A new era for fuel-cell vehicles has begun.
Toyota wants the Mirai to do for fuel cell vehicles what the Prius did for hybrids. Launched in 2014, the original Toyota Mirai was overlooked thanks to its high price tag and limited availability in California and Hawaii. It also didn't help that it looked and drove like a bloated Toyota Prius. Six years later, the second generation has arrived, but unlike before, it no longer takes on the Honda Clarity Fuel Cell and Hyundai Nexo - it's aiming higher. With its slick new design, improved driving dynamics, and impressive range, this is a significant improvement over its predecessor and an enticing alternative to battery-electric cars like the Tesla Model S.
To rival such, Toyota has gone big with a newly-adopted platform for the Mirai. The TNGA-L platform is the same RWD one shared by the Lexus LS and the stunning Lexus LC 500, allowing for greater space, luxury, and vastly improved driving dynamics.
Switching to Toyota's modular GA-L platform has allowed the fuel cell stack and drivetrain components to be repackaged, resulting in a more spacious interior with improved legroom for rear-seat passengers. It enables three high-pressure hydrogen tanks to be fitted, increasing the fuel capacity and driving range. Combined, these tanks can hold 12.3 pounds of hydrogen compared to 10.14 pounds in the current Mirai's two tanks, resulting in a claimed 400-mile range - an increase of 30% over the outgoing model. However, Toyota hasn't stated whether this claim is based on the WLTP cycle or America's more stringent EPA tests.
The fuel cell stack is smaller and has 330 cells instead of 370. Despite this, the power output of the electric motor has increased from 152 hp to 179 hp, but torque has reduced from 247 lb-ft to 221 lb-ft. 0-62 mph takes 9.2 seconds before the new Mirai tops out at 108 mph. The weight of the fuel cell stack has also been reduced by 50 percent thanks to a relocated manifold, a smaller fuel cell, a reshaped gas channel separator, and innovative materials in the electrodes. A smaller and lighter lithium-ion high-voltage battery replaces the current model's nickel-metal hydride unit.
With rear-wheel drive and a lower center of gravity, the new Mirai will be much more rewarding to drive than the FWD model it replaces. The new architecture has also enabled the hydrogen fuel cell to move from beneath the floor to the front compartment, resulting in a 50:50 front to rear weight distribution. New multilink front and rear suspension replace the previous front MacPherson struts and rear torsion beam, improving the car's stability. As standard, the new Mirai rides on larger 19 and 20-inch wheels fitted with 235/55 R19 and 245/45 R20 tires respectively.

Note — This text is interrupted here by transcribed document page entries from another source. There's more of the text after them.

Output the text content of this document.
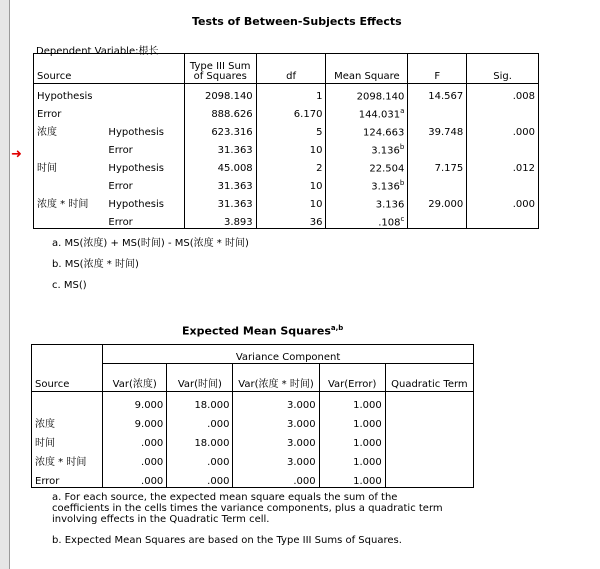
➜
Tests of Between-Subjects Effects
Dependent Variable:根长
Source		Type III Sum of Squares	df	Mean Square	F	Sig.
Hypothesis		2098.140	1	2098.140	14.567	.008
Error		888.626	6.170	144.031$^a$		
浓度	Hypothesis	623.316	5	124.663	39.748	.000
	Error	31.363	10	3.136$^b$		
时间	Hypothesis	45.008	2	22.504	7.175	.012
	Error	31.363	10	3.136$^b$		
浓度 * 时间	Hypothesis	31.363	10	3.136	29.000	.000
	Error	3.893	36	.108$^c$		
a. MS(浓度) + MS(时间) - MS(浓度 * 时间)
b. MS(浓度 * 时间)
c. MS()
Expected Mean Squares$^{a,b}$
Source	Variance Component				
	Var(浓度)	Var(时间)	Var(浓度 * 时间)	Var(Error)	Quadratic Term
	9.000	18.000	3.000	1.000	
浓度	9.000	.000	3.000	1.000	
时间	.000	18.000	3.000	1.000	
浓度 * 时间	.000	.000	3.000	1.000	
Error	.000	.000	.000	1.000	
a. For each source, the expected mean square equals the sum of the
coefficients in the cells times the variance components, plus a quadratic term
involving effects in the Quadratic Term cell.
b. Expected Mean Squares are based on the Type III Sums of Squares.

In terms of styling, the new Mirai is a radical departure from its predecessor. This is a much more attractive, premium-looking sedan, with a lower coupe-style roofline and a longer 115-inch wheelbase. The rear overhang has also extended by 3.34 inches and the overall length is now 195.9 inches. US pricing hasn't been announced yet, but Toyota has confirmed the MSRP will be reduced by around 20 percent, which the Japanese automaker hopes will help increase the Mirai's sales ten-fold, globally. For reference, the outgoing US-spec Mirai starts at $58,550, so the new model should cost under $50,000.